Dr. Schwieterman also helped author the Agency's "Good Review Practices" for investigational products and was instrumental in the development of several guidance documents.
Dr. Robert Makuch
Robert Makuch is a professor in the Department of Biostatistics at the Yale School of Public Health and Director of the Regulatory Affairs Track. A graduate of the University of Connecticut (BA), University of Washington (MA – mathematics), and Yale University (MPhil, PhD), Professor Makuch worked at the National Cancer Institute (NCI) and consulted with the World Health Organization's International Agency for Research on Cancer early in his career.
He also was heavily involved in HIV research from the mid 80s through the early-mid 90s. He participated on the data monitoring committee for the original AZT vs. placebo randomized clinical trial in AIDS patients, and served on numerous committees for the NCI and the National Institute of Allergy and Infectious Diseases. He also worked closely with the Food and Drug Administration (FDA), developing and implementing more than 100 HIV studies. He also served as a Special Government Employee (SGE) to the FDA.
He returned to Yale in 1986, and has worked extensively on methodologic issues in clinical trials and large population-based studies that are aimed to enhance patients' quality of care and insure better health outcomes. In addition, Makuch developed a regulatory affairs track at YSPH for its students, and over the past 11 years has been the leader of numerous training programs for senior delegations of the Chinese Food and Drug Agency. His areas of medical application include improving quality of health care, cancer, HIV, arthritis, and cardiovascular disease.

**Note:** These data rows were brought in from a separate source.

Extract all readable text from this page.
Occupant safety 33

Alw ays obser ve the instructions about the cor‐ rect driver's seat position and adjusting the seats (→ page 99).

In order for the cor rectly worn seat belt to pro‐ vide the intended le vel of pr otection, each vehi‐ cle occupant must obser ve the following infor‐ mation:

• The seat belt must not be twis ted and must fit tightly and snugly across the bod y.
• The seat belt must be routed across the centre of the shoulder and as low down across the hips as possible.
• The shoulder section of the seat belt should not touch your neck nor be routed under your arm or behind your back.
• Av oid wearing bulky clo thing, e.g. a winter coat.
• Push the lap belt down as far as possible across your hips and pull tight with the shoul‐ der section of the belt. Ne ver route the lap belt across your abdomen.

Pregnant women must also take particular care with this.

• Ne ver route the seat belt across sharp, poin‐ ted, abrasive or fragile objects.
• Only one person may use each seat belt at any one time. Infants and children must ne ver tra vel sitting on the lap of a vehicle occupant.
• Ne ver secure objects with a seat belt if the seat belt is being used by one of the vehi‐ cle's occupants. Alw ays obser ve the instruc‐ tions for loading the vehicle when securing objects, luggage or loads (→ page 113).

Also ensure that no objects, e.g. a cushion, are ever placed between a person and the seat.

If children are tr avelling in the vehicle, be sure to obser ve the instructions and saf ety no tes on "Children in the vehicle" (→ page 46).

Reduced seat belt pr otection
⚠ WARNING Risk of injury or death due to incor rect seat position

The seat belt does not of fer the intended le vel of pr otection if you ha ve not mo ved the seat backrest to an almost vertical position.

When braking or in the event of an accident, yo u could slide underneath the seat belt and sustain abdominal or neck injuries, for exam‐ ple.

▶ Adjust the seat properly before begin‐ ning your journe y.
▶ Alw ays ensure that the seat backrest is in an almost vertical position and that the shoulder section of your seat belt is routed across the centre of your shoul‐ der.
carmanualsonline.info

In 2003, Makuch received the American Statistical Association Fellow Award for his numerous contributions to the field. In 2008, Makuch was received a Distinguished Alumni Award from the University of Connecticut. In 2012, Makuch was nominated to serve on the University of Connecticut Dean's Advisory Board for the College of Liberal Arts and Sciences. He also developed a 5-year biostatistics training program in Japan, in collaboration with the Japanese government.
Steffen Gay
Steffen Gay is a graduate of the Medical School at the University in Leipzig. He served since 1976 at the Department of Medicine at the University of Alabama in Birmingham, where he was Professor of Medicine from 1984-1996. Since 1996 he has been Professor of Experimental Rheumatology at the University Hospital of Zurich, Switzerland, which has been recognized as an EULAR Center of Excellence in Rheumatology from 2005-2015.
He has published 64 book chapters and over 360 peer-reviewed scientific papers. He is among the most cited scientists in Clinical Medicine (ISI) with over 19,000 citations and a h-index of 77. He is an Honorary Member of the American Association of Physicians (AAP) and the Alpha Omega Alpha Honor Medical Society. He became the Spinoza Professor for 2002 at University of Amsterdam and a member of the German National Academy of Sciences Leopoldina in 2004. In 2008 he received the Kussmaul-Medal from the German Society of Rheumatology and became Honorary Member of EULAR in 2011.
Since the 1980's he has been involved into the funding of biotechnology companies, serving at the Board of Directors and Scientific Advisors of SME's and the pharmaceutical industry.
His primary expertise is in evaluating the experimental proof of concepts, supervision of clinical trials and the early detection of "off-target" effects in drug development.